Sex addiction

No matter how strange or ridiculous it may sound to some, sex addiction actually exists. All types of addictions develop as a method of a person coping with one’s inner and outer problems and stress in life. Psychologists say that the development of addiction to sex may actually be the result of emotional, physical or even sexual abuse in an earlier life.

The nature of sexual addiction is rather different compared to other obsessive compulsive disorders. Firstly, as there is a wide variety of drugs a drug addict can choose from there are also a lot of forms to which a sex addict can feel compulsion for. A person could be addicted to masturbation, prostitution, heterosexual sex, pornography, cybersex or to several forms at a time.
Secondly, this type of a disorder is usually a progressive one. A person suffering from this particular type of addiction usually starts from small “doses” of sex or masturbation until he/she actually increases the amount and effort spent on sexual behavior.

Another difference from other types of obsessive compulsive disorders is a huge shame to admit or tell others that you actually suffer from this pathology. A 30-year-old man confessed he felt a freak because he had a huge impulse to watch pornographic movies most of the time. He realized it was something wrong and unhealthy but he was too ashamed to talk about it with his wife and seek for professional help.
Despite all the differences mentioned it has a very similar pattern in development and features, like with other obsessive compulsive disorders. Sex addiction, as any other addiction, is a pathologic method to cope with various psychological and physical problems of life. Such a person usually has no power in controlling the habit and even if he/she tries to stop it is always unsuccessful. The longer and the harder an addict tries to quit the habit the more shameful, lonely and guilty he/she feels.

Sex addiction may change your life

A person addicted to sex loses relationships, marriages and friendships in the end. He/she finds it hard to concentrate on work and cope with other obligations in life since sexual preoccupation requires so much energy. The end result of such helplessness may be depression, problems with alcohol or even suicidal behavior.
As types of sex addiction are concerned, psychologists note that there is an increased number of people occupied with cybersex. This type is becoming more and more popular in the societies, statistics saying that 9% of internet surfers spend more than 11 hours per week looking for sexual content. Unlike with some other obsessive disorders both male and female populations are affected equally.

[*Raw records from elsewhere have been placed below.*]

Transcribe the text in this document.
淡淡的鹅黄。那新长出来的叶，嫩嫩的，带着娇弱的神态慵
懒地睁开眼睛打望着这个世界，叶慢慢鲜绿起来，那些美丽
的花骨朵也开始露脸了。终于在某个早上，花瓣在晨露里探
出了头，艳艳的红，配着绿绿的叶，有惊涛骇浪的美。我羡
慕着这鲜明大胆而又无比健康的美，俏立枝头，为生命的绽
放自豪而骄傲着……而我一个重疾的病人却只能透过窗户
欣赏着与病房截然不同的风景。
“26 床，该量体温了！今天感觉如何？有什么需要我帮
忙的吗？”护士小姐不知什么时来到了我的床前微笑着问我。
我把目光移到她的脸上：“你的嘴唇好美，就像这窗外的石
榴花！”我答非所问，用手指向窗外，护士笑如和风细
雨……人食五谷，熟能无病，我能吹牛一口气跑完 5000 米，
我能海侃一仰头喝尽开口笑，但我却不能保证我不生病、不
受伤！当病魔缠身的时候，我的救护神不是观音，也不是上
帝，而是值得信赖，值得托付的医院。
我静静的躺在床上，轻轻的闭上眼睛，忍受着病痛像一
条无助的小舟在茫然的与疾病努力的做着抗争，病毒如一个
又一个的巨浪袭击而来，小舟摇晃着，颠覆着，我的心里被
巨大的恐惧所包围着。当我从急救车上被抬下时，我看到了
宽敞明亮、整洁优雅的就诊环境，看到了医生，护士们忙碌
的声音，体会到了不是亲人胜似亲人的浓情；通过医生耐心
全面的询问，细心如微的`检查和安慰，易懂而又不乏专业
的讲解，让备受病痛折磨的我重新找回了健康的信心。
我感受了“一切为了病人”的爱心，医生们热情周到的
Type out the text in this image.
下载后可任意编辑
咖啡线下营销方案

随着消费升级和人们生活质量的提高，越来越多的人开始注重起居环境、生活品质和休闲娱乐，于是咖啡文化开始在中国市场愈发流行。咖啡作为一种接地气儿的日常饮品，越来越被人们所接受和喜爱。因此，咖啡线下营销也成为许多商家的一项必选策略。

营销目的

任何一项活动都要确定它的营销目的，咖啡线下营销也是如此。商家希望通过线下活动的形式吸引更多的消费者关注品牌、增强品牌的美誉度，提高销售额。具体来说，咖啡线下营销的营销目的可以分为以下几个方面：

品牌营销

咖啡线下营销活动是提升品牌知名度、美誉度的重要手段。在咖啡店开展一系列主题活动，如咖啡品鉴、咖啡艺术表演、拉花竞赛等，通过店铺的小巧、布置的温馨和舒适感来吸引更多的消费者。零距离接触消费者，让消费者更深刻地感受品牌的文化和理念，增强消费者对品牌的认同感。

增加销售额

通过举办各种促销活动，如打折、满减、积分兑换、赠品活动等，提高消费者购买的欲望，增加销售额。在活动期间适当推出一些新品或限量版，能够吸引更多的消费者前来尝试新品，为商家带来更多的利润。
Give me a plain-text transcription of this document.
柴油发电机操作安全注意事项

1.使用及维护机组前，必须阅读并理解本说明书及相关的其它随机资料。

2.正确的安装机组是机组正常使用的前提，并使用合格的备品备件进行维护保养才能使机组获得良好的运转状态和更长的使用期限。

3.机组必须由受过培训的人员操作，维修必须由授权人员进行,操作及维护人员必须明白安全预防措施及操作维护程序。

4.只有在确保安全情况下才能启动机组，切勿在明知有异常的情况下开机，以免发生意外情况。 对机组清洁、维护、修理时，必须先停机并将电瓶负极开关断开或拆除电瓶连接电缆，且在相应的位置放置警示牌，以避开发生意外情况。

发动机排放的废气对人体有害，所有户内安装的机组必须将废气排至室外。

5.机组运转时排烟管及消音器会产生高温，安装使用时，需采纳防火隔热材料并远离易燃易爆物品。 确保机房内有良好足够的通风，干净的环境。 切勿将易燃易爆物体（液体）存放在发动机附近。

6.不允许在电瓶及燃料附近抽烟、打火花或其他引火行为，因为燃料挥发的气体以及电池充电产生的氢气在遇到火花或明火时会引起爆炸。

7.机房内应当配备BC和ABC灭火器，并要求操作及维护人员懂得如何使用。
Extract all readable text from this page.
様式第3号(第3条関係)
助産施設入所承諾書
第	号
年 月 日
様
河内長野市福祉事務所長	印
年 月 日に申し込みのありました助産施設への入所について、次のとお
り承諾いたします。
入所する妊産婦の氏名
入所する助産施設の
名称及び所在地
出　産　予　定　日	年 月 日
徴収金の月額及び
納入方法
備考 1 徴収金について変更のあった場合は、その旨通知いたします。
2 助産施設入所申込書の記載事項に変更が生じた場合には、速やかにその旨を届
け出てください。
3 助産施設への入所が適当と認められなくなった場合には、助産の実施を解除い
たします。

If you think you have problems with your sexual behavior do not feel alone or be ashamed to talk about it with a professional. You can also join the “Sexual Addicts Anonymous” club, where you would be able to talk about your problem with people experiencing pretty much the same and trying to find the solution from this pathologic behavior just like you do.

Test yourself

In case you are not sure whether your sexual manner is pathologic or not, you can answer this questionnaire to find out about it.

  1. Do you keep mysteries about your sexual and romantic actions from those important to you? Do you live a double life?
  2. Did you have sex in places or situations or with people you would not normally choose just because you needed this?
  3. Do you look for erotic articles or scenes in newspapers, magazines, or other media?
  4. Do you find that romantic or sexual fantasies interfere with your relationships or are holding you back from coping with problems?
  5. Do you often wish to escape from a sex partner after having sex? Do you often feel ashamed or guilty after a sexual intercourse?
  6. Do you feel ashamed or uncomfortable about your body and your sexuality, so that you do not like to touch your body or engage in romantic relationships? Are you afraid that you might have no sexual feelings?
  7. Does each new relation tend to have the same destructive orders which led you to leave the last relationship?
  8. Do you need more variety and intensity of sexual and romantic actions than earlier to get enough excitement?
  9. Does your craving for sex or romantic relations intrude with your spiritual beliefs or progress?
  10. Do your sexual activities include the risk, threat, or reality of disease, pregnancy, coercion, or violence?
  11. Have you ever felt hopeless, lonely, or suicidal due to your sexual or romantic behavior?

If your answers were positive to more than one of these questions, you could be encouraged to find more literature as a resource or talk to a professional. Remember, there is always a way out and there are people eager to help you find it.